Questo atteggiamento fa riferimento al bisogno di autonomia e differenziazione di sé. Sia il bimbo piccolo che l’adolescente, infatti, hanno bisogno di distinguersi da mamma e papà per consolidare la propria identità.
Che tu sia mamma di un treenne o papà di un adolescente, quindi, più sarai in grado di soddisfare in modo equilibrato il bisogno educativo di tuo figlio e più sarai ripagato da una relazione armoniosa con lui. 

Due competenze genitoriali che ti sono utili in questi momenti della crescita di tuo figlio:

  • L’autorevolezza: ossia la capacità di definire in modo chiaro e senza deroghe i limiti entro cui decidi di permettere a tuo figlio l’esercizio della sua autonomia.
    Così come teenagers e bimbi piccoli desiderano l’indipendenza, entrambi non sanno davvero come gestire la propria libertà, per questo vivono dei momenti di crisi e non sanno come chiedere aiuto. Ai bambini manca la padronanza linguistica e ai ragazzi, spesso, quella emotiva che permette di chiedere sostegno agli adulti.
    Chiarire i limiti ai nostri figli, li facilita nella gestione di porzioni di autonomia.

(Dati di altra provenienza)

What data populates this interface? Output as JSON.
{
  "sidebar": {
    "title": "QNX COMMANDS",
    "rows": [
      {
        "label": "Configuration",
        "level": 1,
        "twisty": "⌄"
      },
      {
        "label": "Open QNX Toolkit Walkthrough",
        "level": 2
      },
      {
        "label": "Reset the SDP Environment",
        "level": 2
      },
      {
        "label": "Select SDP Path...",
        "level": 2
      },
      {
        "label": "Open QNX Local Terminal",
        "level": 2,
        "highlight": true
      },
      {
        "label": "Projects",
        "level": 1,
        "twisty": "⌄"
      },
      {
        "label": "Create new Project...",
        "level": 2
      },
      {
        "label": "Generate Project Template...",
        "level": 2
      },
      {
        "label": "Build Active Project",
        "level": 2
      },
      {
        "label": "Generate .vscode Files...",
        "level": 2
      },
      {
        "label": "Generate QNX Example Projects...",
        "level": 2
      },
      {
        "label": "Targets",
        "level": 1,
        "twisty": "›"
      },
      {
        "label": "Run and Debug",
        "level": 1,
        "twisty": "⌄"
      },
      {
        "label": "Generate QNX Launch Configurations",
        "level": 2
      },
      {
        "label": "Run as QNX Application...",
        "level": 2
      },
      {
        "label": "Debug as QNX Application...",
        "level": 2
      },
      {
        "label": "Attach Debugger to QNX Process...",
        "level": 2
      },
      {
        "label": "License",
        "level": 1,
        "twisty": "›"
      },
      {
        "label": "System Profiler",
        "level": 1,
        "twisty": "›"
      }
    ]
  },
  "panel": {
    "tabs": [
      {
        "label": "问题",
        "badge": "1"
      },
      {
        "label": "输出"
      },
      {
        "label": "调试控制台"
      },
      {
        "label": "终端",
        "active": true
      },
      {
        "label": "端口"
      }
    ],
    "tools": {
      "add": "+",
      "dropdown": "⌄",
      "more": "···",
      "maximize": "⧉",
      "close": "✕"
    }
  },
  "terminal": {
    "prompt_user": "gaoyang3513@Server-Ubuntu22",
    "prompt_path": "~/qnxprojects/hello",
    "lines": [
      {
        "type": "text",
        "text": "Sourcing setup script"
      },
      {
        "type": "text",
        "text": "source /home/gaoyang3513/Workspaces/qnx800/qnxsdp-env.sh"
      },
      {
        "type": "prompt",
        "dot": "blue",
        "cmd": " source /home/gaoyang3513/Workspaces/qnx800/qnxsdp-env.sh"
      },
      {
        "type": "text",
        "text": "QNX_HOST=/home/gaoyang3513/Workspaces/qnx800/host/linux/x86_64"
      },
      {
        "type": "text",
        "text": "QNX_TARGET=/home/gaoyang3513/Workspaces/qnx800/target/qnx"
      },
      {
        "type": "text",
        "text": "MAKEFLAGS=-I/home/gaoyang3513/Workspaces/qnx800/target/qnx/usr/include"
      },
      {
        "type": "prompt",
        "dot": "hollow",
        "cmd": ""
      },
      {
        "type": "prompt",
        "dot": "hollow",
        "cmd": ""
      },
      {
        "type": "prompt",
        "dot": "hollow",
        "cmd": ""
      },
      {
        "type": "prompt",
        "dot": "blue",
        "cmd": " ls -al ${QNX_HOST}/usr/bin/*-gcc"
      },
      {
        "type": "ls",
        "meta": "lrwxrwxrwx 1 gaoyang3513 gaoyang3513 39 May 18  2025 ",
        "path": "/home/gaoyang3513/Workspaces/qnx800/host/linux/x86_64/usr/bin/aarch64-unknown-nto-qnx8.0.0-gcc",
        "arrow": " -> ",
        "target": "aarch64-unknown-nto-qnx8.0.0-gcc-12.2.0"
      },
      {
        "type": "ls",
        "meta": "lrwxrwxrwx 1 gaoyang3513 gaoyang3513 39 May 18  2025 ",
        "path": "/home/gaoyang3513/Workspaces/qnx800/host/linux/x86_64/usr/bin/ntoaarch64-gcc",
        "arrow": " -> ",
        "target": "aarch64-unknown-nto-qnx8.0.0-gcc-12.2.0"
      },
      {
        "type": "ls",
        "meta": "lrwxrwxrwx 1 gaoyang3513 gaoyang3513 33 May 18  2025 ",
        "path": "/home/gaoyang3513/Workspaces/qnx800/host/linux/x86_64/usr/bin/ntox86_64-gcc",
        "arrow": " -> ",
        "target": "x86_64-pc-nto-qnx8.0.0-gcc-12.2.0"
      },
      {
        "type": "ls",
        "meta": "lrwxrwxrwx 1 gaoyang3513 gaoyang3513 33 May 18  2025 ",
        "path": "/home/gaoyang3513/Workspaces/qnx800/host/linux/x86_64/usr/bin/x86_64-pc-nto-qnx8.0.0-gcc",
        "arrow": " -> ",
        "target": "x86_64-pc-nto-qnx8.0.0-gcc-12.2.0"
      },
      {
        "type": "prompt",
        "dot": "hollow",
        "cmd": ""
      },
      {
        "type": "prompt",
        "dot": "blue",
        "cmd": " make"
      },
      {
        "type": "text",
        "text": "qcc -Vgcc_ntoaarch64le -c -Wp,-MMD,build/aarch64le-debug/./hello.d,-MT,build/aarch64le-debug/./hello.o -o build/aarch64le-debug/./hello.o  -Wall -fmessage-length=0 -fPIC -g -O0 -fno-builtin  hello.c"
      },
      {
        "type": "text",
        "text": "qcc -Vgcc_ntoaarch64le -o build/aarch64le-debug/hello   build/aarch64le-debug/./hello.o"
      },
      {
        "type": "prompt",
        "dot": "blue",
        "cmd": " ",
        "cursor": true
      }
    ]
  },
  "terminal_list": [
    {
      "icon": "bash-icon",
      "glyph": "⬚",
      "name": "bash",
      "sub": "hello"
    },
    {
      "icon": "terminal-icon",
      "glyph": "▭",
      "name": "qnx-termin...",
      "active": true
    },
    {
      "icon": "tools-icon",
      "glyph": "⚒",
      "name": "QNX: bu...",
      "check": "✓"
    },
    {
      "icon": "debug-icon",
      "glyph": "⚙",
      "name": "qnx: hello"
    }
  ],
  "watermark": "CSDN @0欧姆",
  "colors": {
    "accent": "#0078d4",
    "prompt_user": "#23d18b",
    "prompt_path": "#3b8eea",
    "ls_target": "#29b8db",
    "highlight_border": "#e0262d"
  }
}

  • Rispecchiamento: inteso come la capacità di riflettere e accogliere questo bisogno evolutivo. Entrare in conflitto con un bambino per “i suoi capricci” o con un adolescente per le sue continue richieste di fiducia e libertà, non porta lontano. Sono aspetti peculiari dell’età che l’uno e l’altro attraversano.
    Piuttosto, è utile generare situazioni ad hoc in cui tuo figlio possa fare esperienza dell’autonomia cui ambisce. Sia i bambini che i ragazzi, ad esempio, adorano decidere: poni loro delle alternative tra due scelte, tutte le volte che puoi. Che si tratti di attività, modi di vestire, mete dove recarvi, non importa. Tuo figlio si sentirà considerato e questo appagherà il suo bisogno.
Le competenze genitoriali sono dei “saper fare” trasversali, che ricorrono durante l’età evolutiva di tuo figlio.
Allenarti fin dall’inizio per il loro sviluppo, ti permette di prevenire diverse delle difficoltà educative che spesso i genitori incontrano.